Manufacturing Industry, Strategy & business Development

CBAM Shifts OEM Competitiveness Toward Verified Low-Carbon Materials

Carbon is no longer a “background variable”

CBAM is a tariff-like system that attaches a carbon price to imports of high-emissions goods so importers face a carbon cost comparable to EU producers under the EU ETS.

For OEMs, the punchline is not “policy.” It is unit economics, because CBAM directly touches the materials that quietly determine competitiveness: iron and steel, and aluminium.

Two timing signals from the deck sharpen the urgency:

  • 2026 to 2034: phase-out of free EU ETS allowances and move toward full alignment.

  • As of 8 Oct 2025: certificate sales and surrender mechanics are adjusted (including sales starting 1 February 2027 and first surrender by 30 September 2027 for 2026 imports).

OEMs are “not targeted,” but still get hit first

CBAM does not need to name OEMs to affect them. The deck makes the exposure explicit: the sector relies on carbon-intensive steel and aluminium, so it is vulnerable to cost hikes.

What this looks like in practice:

  • Increased material costs as embedded emissions become priced. 

  • Supply chain reassessment because supplier footprints become a sourcing variable, not a sustainability sidebar. 

  • Competitiveness pressure as EU manufacturers face higher costs than regions without carbon pricing. 

What the “best response” starts to resemble:

  • Co-invest with suppliers in cleaner production. 

  • Shift to lower-carbon inputs like recycled aluminium, green steel, and hydrogen-based steel. 

  • Use EU Green Deal incentives like the Innovation Fund to fund decarbonisation. 

The border becomes a cost curve, and “cheapest” can flip

CBAM’s most strategic effect is not that it adds cost, but that it can re-rank suppliers.

Blast Furnance – Basic Oxygen Furnance example shows the mechanism: as free allowances phase out and ETS prices rise (with a reference point of €125/tCO₂ by 2030), carbon-adjusted procurement economics change. 

In the scenario shown, CBAM begins eroding China’s price advantage by 2026 and by 2030 European BF-BOF steel becomes the more cost-efficient option for Finnish buyers, with the illustrated cost difference moving from -€4/t (2026) to +€32/t (2030). 

This is the CEO-level shift: carbon intensity stops being an ESG metric and starts acting like a pricing attribute.

The new moat is carbon evidence, not carbon ambition

If CBAM becomes a cost curve, then data quality becomes competitive strategy.

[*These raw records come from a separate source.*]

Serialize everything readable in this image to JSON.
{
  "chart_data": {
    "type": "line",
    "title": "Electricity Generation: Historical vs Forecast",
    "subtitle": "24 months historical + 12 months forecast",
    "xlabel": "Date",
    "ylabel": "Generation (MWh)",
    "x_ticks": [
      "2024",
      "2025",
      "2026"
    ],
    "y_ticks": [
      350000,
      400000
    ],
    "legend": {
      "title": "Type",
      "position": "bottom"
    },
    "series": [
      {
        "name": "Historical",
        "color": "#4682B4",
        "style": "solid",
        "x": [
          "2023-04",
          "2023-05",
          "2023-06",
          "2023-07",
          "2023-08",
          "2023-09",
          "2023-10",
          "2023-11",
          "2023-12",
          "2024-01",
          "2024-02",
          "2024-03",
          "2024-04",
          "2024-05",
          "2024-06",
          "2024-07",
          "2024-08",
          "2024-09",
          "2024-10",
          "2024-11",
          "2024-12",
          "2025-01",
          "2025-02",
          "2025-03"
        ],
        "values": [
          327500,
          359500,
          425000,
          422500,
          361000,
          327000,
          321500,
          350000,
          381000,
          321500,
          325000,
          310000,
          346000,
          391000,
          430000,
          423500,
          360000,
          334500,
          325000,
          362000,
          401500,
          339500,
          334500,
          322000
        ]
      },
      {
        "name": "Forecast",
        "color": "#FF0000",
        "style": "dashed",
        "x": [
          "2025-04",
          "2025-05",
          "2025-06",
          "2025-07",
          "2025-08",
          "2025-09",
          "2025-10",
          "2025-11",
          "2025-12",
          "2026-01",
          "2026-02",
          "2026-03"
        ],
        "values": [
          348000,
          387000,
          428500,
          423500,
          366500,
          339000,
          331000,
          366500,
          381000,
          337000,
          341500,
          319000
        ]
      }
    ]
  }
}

Two “open questions” from industrial goods leaders in the deck make the board conversation sharper: 

  • Will CBAM extend to finished goods or components beyond raw materials, and what is the timeline? The deck notes ongoing work toward downstream goods, with an indicative (not conclusive) path: consultation concluded in August 2025, proposal expected Q4 2025, and potential first wave late 2026 to 2027. 

  • What is the embedded emissions methodology, and when are actual vs default values allowed? From 2026 onward, reporting follows Implementing Regulation (EU) 2023/1773, requires independent verification, uses actual emissions wherever verifiable, and keeps default values as fallback, with country-specific defaults expected late 2025 and a markup to discourage over-reliance on estimates. 

The thought-provoking bit: your supplier with the best carbon story is not necessarily the winner. The winner is the supplier who can prove it, consistently, at scale.

CBAM will not be “managed” away, only designed around

The companies that treat CBAM as compliance will experience it as a surprise cost.

The companies that treat CBAM as strategy will use it to reshape sourcing, lock in credible low-carbon supply, and turn carbon-adjusted cost into a competitive advantage. 

The question to settle now is simple: When embedded emissions becomes a priced input, do you want to be negotiating from evidence or from assumptions?